The Great Mayor, still kneeling, drew from his robe a document with portentous seals: "Behold, O ineffable, thy servant, having warrant of his people, entreateth at thy holy hands the custody of the Good, to the end and purpose that they lie in fitter earth, by consecration duly prepared against their coming."

With that he placed in the sacerdotal hands the order of the Council of Aldermen decreeing the removal. Merely touching the parchment, the Supreme Priest passed it to the Head Necropolitan at his side, and raising his hands relaxed the severity of his countenance and exclaimed: "The gods comply."

Down the line of prelates on either side, his gesture, look and words were successively repeated. The Great Mayor rose to his feet, the choir began a solemn chant and, opportunely, a funeral car drawn by ten white horses with black plumes rolled in at the gate and made its way through the parting crowd to the grave selected for the occasion—that of a high official whom I had treated for chronic incumbency. The Great Mayor touched the grave with his golden spade (which he then presented to the Supreme Priest) and two stalwart diggers with iron ones set vigorously to work.
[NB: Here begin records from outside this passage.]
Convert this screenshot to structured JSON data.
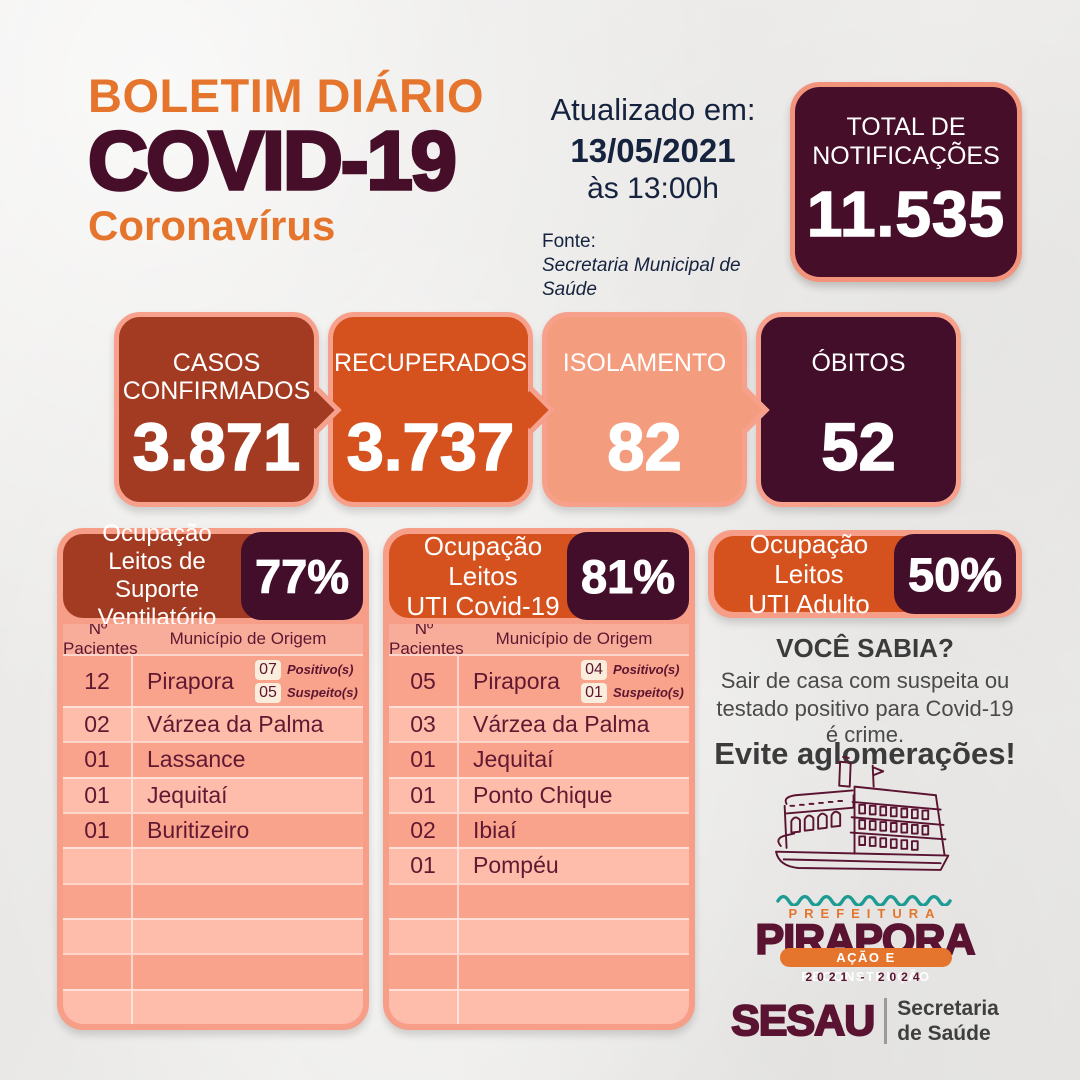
{
  "header": {
    "title_line1": "BOLETIM DIÁRIO",
    "title_line2": "COVID-19",
    "title_line3": "Coronavírus",
    "updated_label": "Atualizado em:",
    "updated_date": "13/05/2021",
    "updated_time": "às 13:00h",
    "source_label": "Fonte:",
    "source_value": "Secretaria Municipal de Saúde",
    "total_box": {
      "label": "TOTAL DE\nNOTIFICAÇÕES",
      "value": "11.535"
    }
  },
  "stats": [
    {
      "label": "CASOS\nCONFIRMADOS",
      "value": "3.871",
      "color": "#A23B22"
    },
    {
      "label": "RECUPERADOS",
      "value": "3.737",
      "color": "#D5521F"
    },
    {
      "label": "ISOLAMENTO",
      "value": "82",
      "color": "#F49D7E"
    },
    {
      "label": "ÓBITOS",
      "value": "52",
      "color": "#430E2A"
    }
  ],
  "tables": [
    {
      "title": "Ocupação\nLeitos de Suporte\nVentilatório",
      "percent": "77%",
      "header_color": "#A23B22",
      "columns": {
        "col1": "Nº Pacientes",
        "col2": "Município de Origem"
      },
      "rows": [
        {
          "count": "12",
          "municipality": "Pirapora",
          "badges": [
            {
              "value": "07",
              "label": "Positivo(s)"
            },
            {
              "value": "05",
              "label": "Suspeito(s)"
            }
          ]
        },
        {
          "count": "02",
          "municipality": "Várzea da Palma"
        },
        {
          "count": "01",
          "municipality": "Lassance"
        },
        {
          "count": "01",
          "municipality": "Jequitaí"
        },
        {
          "count": "01",
          "municipality": "Buritizeiro"
        },
        {
          "count": "",
          "municipality": ""
        },
        {
          "count": "",
          "municipality": ""
        },
        {
          "count": "",
          "municipality": ""
        },
        {
          "count": "",
          "municipality": ""
        },
        {
          "count": "",
          "municipality": ""
        }
      ]
    },
    {
      "title": "Ocupação Leitos\nUTI Covid-19",
      "percent": "81%",
      "header_color": "#D5521F",
      "columns": {
        "col1": "Nº Pacientes",
        "col2": "Município de Origem"
      },
      "rows": [
        {
          "count": "05",
          "municipality": "Pirapora",
          "badges": [
            {
              "value": "04",
              "label": "Positivo(s)"
            },
            {
              "value": "01",
              "label": "Suspeito(s)"
            }
          ]
        },
        {
          "count": "03",
          "municipality": "Várzea da Palma"
        },
        {
          "count": "01",
          "municipality": "Jequitaí"
        },
        {
          "count": "01",
          "municipality": "Ponto Chique"
        },
        {
          "count": "02",
          "municipality": "Ibiaí"
        },
        {
          "count": "01",
          "municipality": "Pompéu"
        },
        {
          "count": "",
          "municipality": ""
        },
        {
          "count": "",
          "municipality": ""
        },
        {
          "count": "",
          "municipality": ""
        },
        {
          "count": "",
          "municipality": ""
        }
      ]
    }
  ],
  "right_column": {
    "occupancy": {
      "title": "Ocupação Leitos\nUTI Adulto",
      "percent": "50%"
    },
    "did_you_know_title": "VOCÊ SABIA?",
    "did_you_know_line1": "Sair de casa com suspeita ou",
    "did_you_know_line2": "testado positivo para Covid-19 é crime.",
    "warning": "Evite aglomerações!",
    "icons": {
      "boat": "steamboat-line-art",
      "wave": "teal-wavy-line"
    },
    "logo": {
      "prefeitura": "PREFEITURA",
      "city": "PIRAPORA",
      "slogan": "AÇÃO E RECONSTRUÇÃO",
      "term": "2021 - 2024",
      "sesau": "SESAU",
      "secretaria": "Secretaria\nde Saúde"
    }
  },
  "colors": {
    "background": "#ECEBE9",
    "orange_title": "#E5752C",
    "dark_maroon": "#470E29",
    "navy_text": "#15233E",
    "brown_red": "#A23B22",
    "orange_red": "#D5521F",
    "salmon": "#F49D7E",
    "salmon_border": "#F7A18C",
    "row_dark": "#F9A28C",
    "row_light": "#FEBCAB",
    "table_text": "#611831",
    "teal_wave": "#1E9C94",
    "gray_text": "#3B3B3B"
  }
}
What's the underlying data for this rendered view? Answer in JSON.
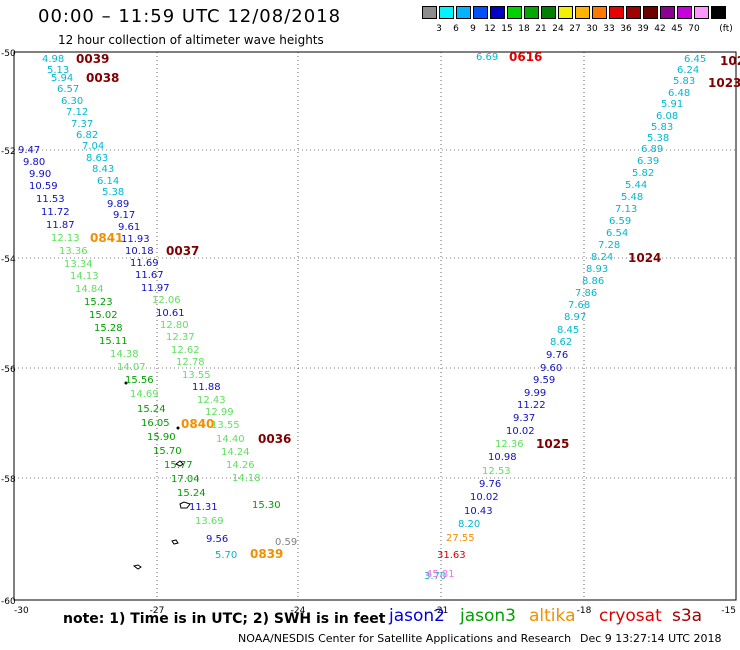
{
  "header": {
    "title": "00:00 – 11:59 UTC 12/08/2018",
    "subtitle": "12 hour collection of altimeter wave heights"
  },
  "legend": {
    "unit": "(ft)",
    "entries": [
      {
        "label": "",
        "color": "#8c8c8c"
      },
      {
        "label": "3",
        "color": "#00f5ff"
      },
      {
        "label": "6",
        "color": "#00b4ff"
      },
      {
        "label": "9",
        "color": "#0050ff"
      },
      {
        "label": "12",
        "color": "#0000c8"
      },
      {
        "label": "15",
        "color": "#00d200"
      },
      {
        "label": "18",
        "color": "#00aa00"
      },
      {
        "label": "21",
        "color": "#008200"
      },
      {
        "label": "24",
        "color": "#f0f000"
      },
      {
        "label": "27",
        "color": "#ffb400"
      },
      {
        "label": "30",
        "color": "#ff7800"
      },
      {
        "label": "33",
        "color": "#e60000"
      },
      {
        "label": "36",
        "color": "#a00000"
      },
      {
        "label": "39",
        "color": "#6e0000"
      },
      {
        "label": "42",
        "color": "#8c0096"
      },
      {
        "label": "45",
        "color": "#c800dc"
      },
      {
        "label": "70",
        "color": "#ff96ff"
      },
      {
        "label": "",
        "color": "#000000"
      }
    ]
  },
  "axes": {
    "lon_ticks": [
      "-30",
      "-27",
      "-24",
      "-21",
      "-18",
      "-15"
    ],
    "lat_ticks": [
      "-50",
      "-52",
      "-54",
      "-56",
      "-58",
      "-60"
    ]
  },
  "colors": {
    "cyan": "#00b8d0",
    "lightgreen": "#60e060",
    "green": "#00a000",
    "blue": "#1010c0",
    "dark": "#800000",
    "orange": "#f09000",
    "red": "#e00000",
    "pink": "#f070e0",
    "gray": "#808080"
  },
  "tracks": [
    {
      "name": "track-a",
      "items": [
        {
          "t": "4.98",
          "c": "cyan"
        },
        {
          "t": "5.13",
          "c": "cyan"
        },
        {
          "t": "5.94",
          "c": "cyan"
        },
        {
          "t": "6.57",
          "c": "cyan"
        },
        {
          "t": "6.30",
          "c": "cyan"
        },
        {
          "t": "7.12",
          "c": "cyan"
        },
        {
          "t": "7.37",
          "c": "cyan"
        },
        {
          "t": "6.82",
          "c": "cyan"
        },
        {
          "t": "7.04",
          "c": "cyan"
        },
        {
          "t": "8.63",
          "c": "cyan"
        },
        {
          "t": "8.43",
          "c": "cyan"
        },
        {
          "t": "6.14",
          "c": "cyan"
        },
        {
          "t": "5.38",
          "c": "cyan"
        },
        {
          "t": "9.89",
          "c": "blue"
        },
        {
          "t": "9.17",
          "c": "blue"
        },
        {
          "t": "9.61",
          "c": "blue"
        },
        {
          "t": "11.93",
          "c": "blue"
        },
        {
          "t": "10.18",
          "c": "blue"
        },
        {
          "t": "11.69",
          "c": "blue"
        },
        {
          "t": "11.67",
          "c": "blue"
        },
        {
          "t": "11.97",
          "c": "blue"
        },
        {
          "t": "12.06",
          "c": "lightgreen"
        },
        {
          "t": "10.61",
          "c": "blue"
        },
        {
          "t": "12.80",
          "c": "lightgreen"
        },
        {
          "t": "12.37",
          "c": "lightgreen"
        },
        {
          "t": "12.62",
          "c": "lightgreen"
        },
        {
          "t": "12.78",
          "c": "lightgreen"
        },
        {
          "t": "13.55",
          "c": "lightgreen"
        },
        {
          "t": "11.88",
          "c": "blue"
        },
        {
          "t": "12.43",
          "c": "lightgreen"
        },
        {
          "t": "12.99",
          "c": "lightgreen"
        },
        {
          "t": "13.55",
          "c": "lightgreen"
        },
        {
          "t": "14.40",
          "c": "lightgreen"
        },
        {
          "t": "14.24",
          "c": "lightgreen"
        },
        {
          "t": "14.26",
          "c": "lightgreen"
        },
        {
          "t": "14.18",
          "c": "lightgreen"
        },
        {
          "t": "15.30",
          "c": "green"
        }
      ]
    },
    {
      "name": "track-b",
      "items": [
        {
          "t": "9.47",
          "c": "blue"
        },
        {
          "t": "9.80",
          "c": "blue"
        },
        {
          "t": "9.90",
          "c": "blue"
        },
        {
          "t": "10.59",
          "c": "blue"
        },
        {
          "t": "11.53",
          "c": "blue"
        },
        {
          "t": "11.72",
          "c": "blue"
        },
        {
          "t": "11.87",
          "c": "blue"
        },
        {
          "t": "12.13",
          "c": "lightgreen"
        },
        {
          "t": "13.36",
          "c": "lightgreen"
        },
        {
          "t": "13.34",
          "c": "lightgreen"
        },
        {
          "t": "14.13",
          "c": "lightgreen"
        },
        {
          "t": "14.84",
          "c": "lightgreen"
        },
        {
          "t": "15.23",
          "c": "green"
        },
        {
          "t": "15.02",
          "c": "green"
        },
        {
          "t": "15.28",
          "c": "green"
        },
        {
          "t": "15.11",
          "c": "green"
        },
        {
          "t": "14.38",
          "c": "lightgreen"
        },
        {
          "t": "14.07",
          "c": "lightgreen"
        },
        {
          "t": "15.56",
          "c": "green"
        },
        {
          "t": "14.69",
          "c": "lightgreen"
        },
        {
          "t": "15.24",
          "c": "green"
        },
        {
          "t": "16.05",
          "c": "green"
        },
        {
          "t": "15.90",
          "c": "green"
        },
        {
          "t": "15.70",
          "c": "green"
        },
        {
          "t": "15.77",
          "c": "green"
        },
        {
          "t": "17.04",
          "c": "green"
        },
        {
          "t": "15.24",
          "c": "green"
        },
        {
          "t": "11.31",
          "c": "blue"
        },
        {
          "t": "13.69",
          "c": "lightgreen"
        },
        {
          "t": "9.56",
          "c": "blue"
        },
        {
          "t": "5.70",
          "c": "cyan"
        },
        {
          "t": "0.59",
          "c": "gray"
        }
      ]
    },
    {
      "name": "track-c",
      "items": [
        {
          "t": "3.70",
          "c": "cyan"
        },
        {
          "t": "45.81",
          "c": "pink"
        },
        {
          "t": "31.63",
          "c": "red"
        },
        {
          "t": "27.55",
          "c": "orange"
        },
        {
          "t": "8.20",
          "c": "cyan"
        },
        {
          "t": "10.43",
          "c": "blue"
        },
        {
          "t": "10.02",
          "c": "blue"
        },
        {
          "t": "9.76",
          "c": "blue"
        },
        {
          "t": "12.53",
          "c": "lightgreen"
        },
        {
          "t": "10.98",
          "c": "blue"
        },
        {
          "t": "12.36",
          "c": "lightgreen"
        },
        {
          "t": "10.02",
          "c": "blue"
        },
        {
          "t": "9.37",
          "c": "blue"
        },
        {
          "t": "11.22",
          "c": "blue"
        },
        {
          "t": "9.99",
          "c": "blue"
        },
        {
          "t": "9.59",
          "c": "blue"
        },
        {
          "t": "9.60",
          "c": "blue"
        },
        {
          "t": "9.76",
          "c": "blue"
        },
        {
          "t": "8.62",
          "c": "cyan"
        },
        {
          "t": "8.45",
          "c": "cyan"
        },
        {
          "t": "8.97",
          "c": "cyan"
        },
        {
          "t": "7.68",
          "c": "cyan"
        },
        {
          "t": "7.86",
          "c": "cyan"
        },
        {
          "t": "8.86",
          "c": "cyan"
        },
        {
          "t": "8.93",
          "c": "cyan"
        },
        {
          "t": "8.24",
          "c": "cyan"
        },
        {
          "t": "7.28",
          "c": "cyan"
        },
        {
          "t": "6.54",
          "c": "cyan"
        },
        {
          "t": "6.59",
          "c": "cyan"
        },
        {
          "t": "7.13",
          "c": "cyan"
        },
        {
          "t": "5.48",
          "c": "cyan"
        },
        {
          "t": "5.44",
          "c": "cyan"
        },
        {
          "t": "5.82",
          "c": "cyan"
        },
        {
          "t": "6.39",
          "c": "cyan"
        },
        {
          "t": "6.89",
          "c": "cyan"
        },
        {
          "t": "5.38",
          "c": "cyan"
        },
        {
          "t": "5.83",
          "c": "cyan"
        },
        {
          "t": "6.08",
          "c": "cyan"
        },
        {
          "t": "5.91",
          "c": "cyan"
        },
        {
          "t": "6.48",
          "c": "cyan"
        },
        {
          "t": "5.83",
          "c": "cyan"
        },
        {
          "t": "6.24",
          "c": "cyan"
        },
        {
          "t": "6.45",
          "c": "cyan"
        }
      ]
    }
  ],
  "single_labels": [
    {
      "t": "6.69",
      "c": "cyan"
    }
  ],
  "time_labels": [
    {
      "t": "0039",
      "c": "dark"
    },
    {
      "t": "0038",
      "c": "dark"
    },
    {
      "t": "0841",
      "c": "orange"
    },
    {
      "t": "0037",
      "c": "dark"
    },
    {
      "t": "0840",
      "c": "orange"
    },
    {
      "t": "0036",
      "c": "dark"
    },
    {
      "t": "0839",
      "c": "orange"
    },
    {
      "t": "0616",
      "c": "red"
    },
    {
      "t": "1024",
      "c": "dark"
    },
    {
      "t": "1025",
      "c": "dark"
    },
    {
      "t": "102",
      "c": "dark"
    },
    {
      "t": "1023",
      "c": "dark"
    }
  ],
  "footer": {
    "note": "note: 1) Time is in UTC; 2) SWH is in feet",
    "missions": [
      {
        "t": "jason2",
        "c": "#0000e0"
      },
      {
        "t": "jason3",
        "c": "#00a000"
      },
      {
        "t": "altika",
        "c": "#f09000"
      },
      {
        "t": "cryosat",
        "c": "#e00000"
      },
      {
        "t": "s3a",
        "c": "#a00000"
      }
    ],
    "credit": "NOAA/NESDIS Center for Satellite Applications and Research",
    "date": "Dec  9 13:27:14 UTC 2018"
  }
}
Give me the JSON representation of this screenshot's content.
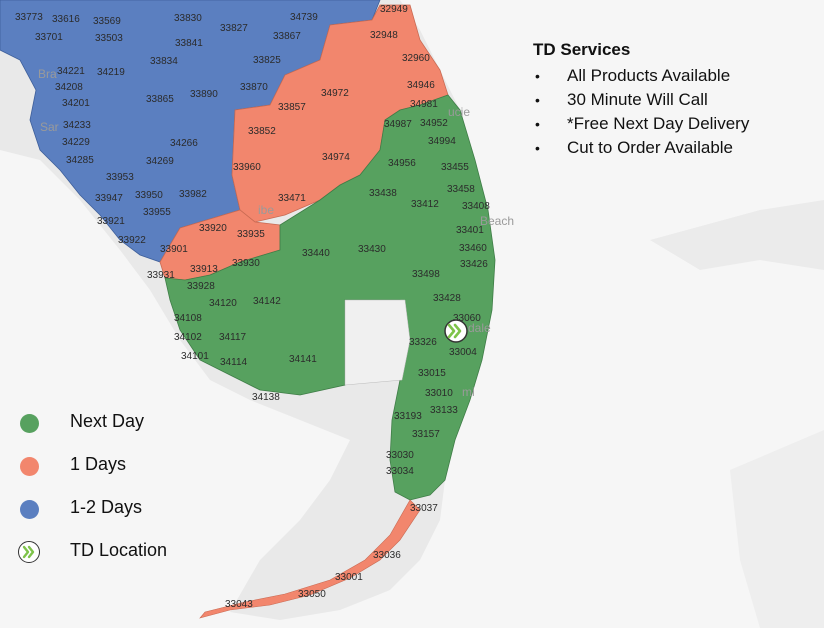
{
  "colors": {
    "next_day": "#57a15f",
    "one_day": "#f2866d",
    "one_two_days": "#5b7fc0",
    "land": "#e8e8e8",
    "water": "#f6f6f6",
    "location_icon": "#7ec34a"
  },
  "services": {
    "title": "TD Services",
    "items": [
      "All Products Available",
      "30 Minute Will Call",
      "*Free Next Day Delivery",
      "Cut to Order Available"
    ]
  },
  "legend": [
    {
      "label": "Next Day",
      "color": "#57a15f",
      "icon": "circle"
    },
    {
      "label": "1 Days",
      "color": "#f2866d",
      "icon": "circle"
    },
    {
      "label": "1-2 Days",
      "color": "#5b7fc0",
      "icon": "circle"
    },
    {
      "label": "TD Location",
      "color": "#7ec34a",
      "icon": "chevron-double-right-icon"
    }
  ],
  "place_labels": [
    "Bra",
    "Sar",
    "ucie",
    "Beach",
    "dale",
    "mi",
    "ibe"
  ],
  "zip_codes": [
    "33773",
    "33616",
    "33569",
    "33830",
    "33827",
    "34739",
    "32949",
    "33701",
    "33503",
    "33841",
    "33867",
    "32948",
    "33834",
    "33825",
    "34221",
    "34219",
    "32960",
    "34208",
    "34972",
    "34946",
    "33865",
    "33890",
    "33870",
    "34201",
    "33857",
    "34981",
    "34233",
    "34987",
    "34952",
    "33852",
    "34229",
    "34266",
    "34974",
    "34994",
    "34285",
    "34269",
    "34956",
    "33455",
    "33960",
    "33953",
    "33471",
    "33438",
    "33458",
    "33947",
    "33950",
    "33982",
    "33412",
    "33408",
    "33955",
    "33921",
    "33920",
    "33935",
    "33401",
    "33922",
    "33440",
    "33430",
    "33460",
    "33901",
    "33930",
    "33426",
    "33913",
    "33931",
    "33498",
    "33928",
    "33428",
    "34120",
    "34142",
    "34108",
    "33060",
    "34102",
    "34117",
    "33326",
    "33004",
    "34101",
    "34114",
    "34141",
    "33015",
    "33010",
    "34138",
    "33193",
    "33133",
    "33157",
    "33030",
    "33034",
    "33037",
    "33036",
    "33001",
    "33050",
    "33043"
  ]
}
At that moment I was observed to leave the cemetery and the country; for a report of the rest of the proceedings I am indebted to my sainted father, who related it in a letter to me, written in jail the night before he had the irreparable misfortune to take the kink out of a rope.

As the workmen proceeded with their excavation, four bishops stationed themselves at the corners of the grave and in the profound silence of the multitude, broken otherwise only by the harsh grinding sound of spades, repeated continuously, one after another, the solemn invocations and responses from the Ritual of the Disturbed, imploring the blessed brother to forgive. But the blessed brother was not there. Full fathom two they mined for him in vain, then gave it up. The priests were visibly disconcerted, the populace was aghast, for that grave was indubitably vacant.

After a brief consultation with the Supreme Priest, the Great Mayor ordered the workmen to open another grave. The ritual was omitted this time until the coffin should be uncovered. There was no coffin, no body.

The cemetery was now a scene of the wildest confusion and dismay. The people shouted and ran hither and thither, gesticulating, clamoring, all talking at once, none listening. Some ran for spades, fire-shovels, hoes, sticks, anything. Some brought carpenters' adzes, even chisels from the marble works, and with these inadequate aids set to work upon the first graves they came to. Others fell upon the mounds with their bare hands, scraping away the earth as eagerly as dogs digging for marmots. Before nightfall the surface of the greater part of the cemetery had been upturned; every grave had been explored to the bottom and thousands of men were tearing away at the interspaces with as furious a frenzy as exhaustion would permit. As night came on torches were lighted, and in the sinister glare these frantic mortals, looking like a legion of fiends performing some unholy rite, pursued their disappointing work until they had devastated the entire area. But not a body did they find—not even a coffin.